Although assisting one’s family cannot exactly be termed as child labour, when village children assist their families with farming activities when they should be present in a school, studying, it inevitably leads to fewer opportunities for becoming successful in the future.
Besides that, household violence, lack of proper nutrition and being prone to be led astray are some of the many issues faced by underprivileged children. Since their elders generally lack the means to adequately provide for and guide them, they depend on the governmental academic establishments to help them out.
These establishments are responsible for providing education, counselling, nutrition and a sense of security to the children in their care. One good example of this fact is the mid-day meal scheme enacted by the Government of India, under which, all government schools are liable to provide a serving of nutritious meal to their students once a day.

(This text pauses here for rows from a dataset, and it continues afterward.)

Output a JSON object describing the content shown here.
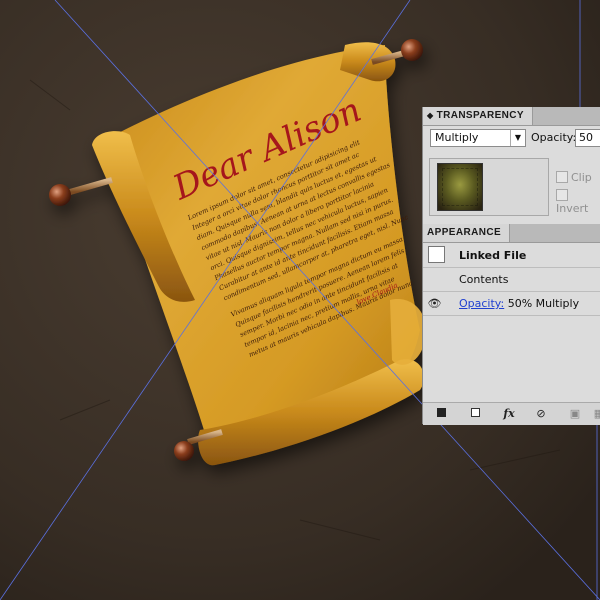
{
  "colors": {
    "background": "#3a3026",
    "parchment": "#d39a22",
    "ink": "#3a1a08",
    "accent_red": "#a5141a",
    "guide_line": "#5a70e0",
    "panel_bg": "#dcdcdc"
  },
  "artwork": {
    "heading": "Dear Alison",
    "body_lines": [
      "Lorem ipsum dolor sit amet, consectetur adipisicing elit",
      "Integer a orci vitae dolor rhoncus porttitor sit amet ac",
      "diam. Quisque nulla sem, blandit quis luctus et, egestas ut",
      "commodo dapibus. Aenean at urna at lectus convallis egestas",
      "vitae ut nisl. Mauris non dolor a libero porttitor lacinia",
      "orci. Quisque dignissim, tellus nec vehicula luctus, sapien",
      "Phasellus auctor tempor magna. Nullam sed nisi in purus.",
      "Curabitur at ante id ante tincidunt facilisis. Etiam massa",
      "condimentum sed, ullamcorper at, pharetra eget, nisl. Nunc"
    ],
    "body_lines_b": [
      "Vivamus aliquam ligula tempor magna dictum eu massa",
      "Quisque facilisis hendrerit posuere. Aenean lorem felis",
      "semper. Morbi nec odio in ante tincidunt facilisis at",
      "tempor id, lacinia nec, pretium mollis, urna vitae",
      "metus at mauris vehicula dapibus. Mauris dolor nunc"
    ],
    "signature": "love Claudia"
  },
  "transparency": {
    "title": "TRANSPARENCY",
    "blend_mode": "Multiply",
    "opacity_label": "Opacity:",
    "opacity_value": "50",
    "clip_label": "Clip",
    "invert_label": "Invert"
  },
  "appearance": {
    "title": "APPEARANCE",
    "linked_file": "Linked File",
    "contents": "Contents",
    "opacity_link": "Opacity:",
    "opacity_value": "50% Multiply"
  },
  "icons": {
    "panel_grip": "grip-icon",
    "dropdown": "chevron-down-icon",
    "eye": "eye-icon",
    "new_stroke": "new-stroke-icon",
    "new_fill": "new-fill-icon",
    "fx": "fx-icon",
    "clear": "clear-appearance-icon",
    "duplicate": "duplicate-item-icon",
    "delete": "trash-icon"
  }
}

Such schemes not only help the underprivileged children with a better environment to study and develop, but they also encourage families to send their children to school.
How does the lockdown affect the drop-out rate of Indian schools?
Though the lockdown has struck the economy hard, the strongest repercussions of it have been faced by the lower-class families, especially those living in rural areas.
Since the farmers are finding it increasingly difficult to harvest their crops due to the lack of labour resulting from the lockdown, the children of such households are more than likely to be dragged into helping out on the farmlands.
Similar situations are bound to occur in other similar cases as well. For instance, roadside food stall owners, maids, etc. are also quite likely to draw their children into helping out with their work.
Such instances are bound to lead to a drastic increase in the drop-out rate of children from underprivileged family backgrounds; on top of that, this school drop-out rate will only increase and not decrease with any further delays in reopening schools.
Is now the right time to reopen schools?
The COVID-19 pandemic has yet to completely settle down and experts muse that it might take a few years to eradicate the Coronavirus.
And, there should be no need to express the dire straits in which the global economy will end up should the total lockdown persist for any longer.
It is no longer a question of whether it is the right time to remove the lockdown since its further extension will push the economic development back by a few decades at the very least.
Therefore, the question that we need to mull over now is how to effectively unlock the country without causing further increment in the spread of Coronavirus.
The same can be said about the academic front. The longer the students are kept from formal, the higher the regression of their academic progress will be.
The lack of adequate technological infrastructure has proved to be a huge — and, for the time-being, insurmountable — hurdle to the quick transition from traditional to online learning.
This lack of adequate technological infrastructure is a common issue among the developing economies across the globe. Since the widespread transition to online learning is not a feasible option for a developing country like India, the government is left with only one solution.
This solution is to reopen educational establishments and take the necessary precautionary measures to help avoid the spread of the Coronavirus in schools and colleges.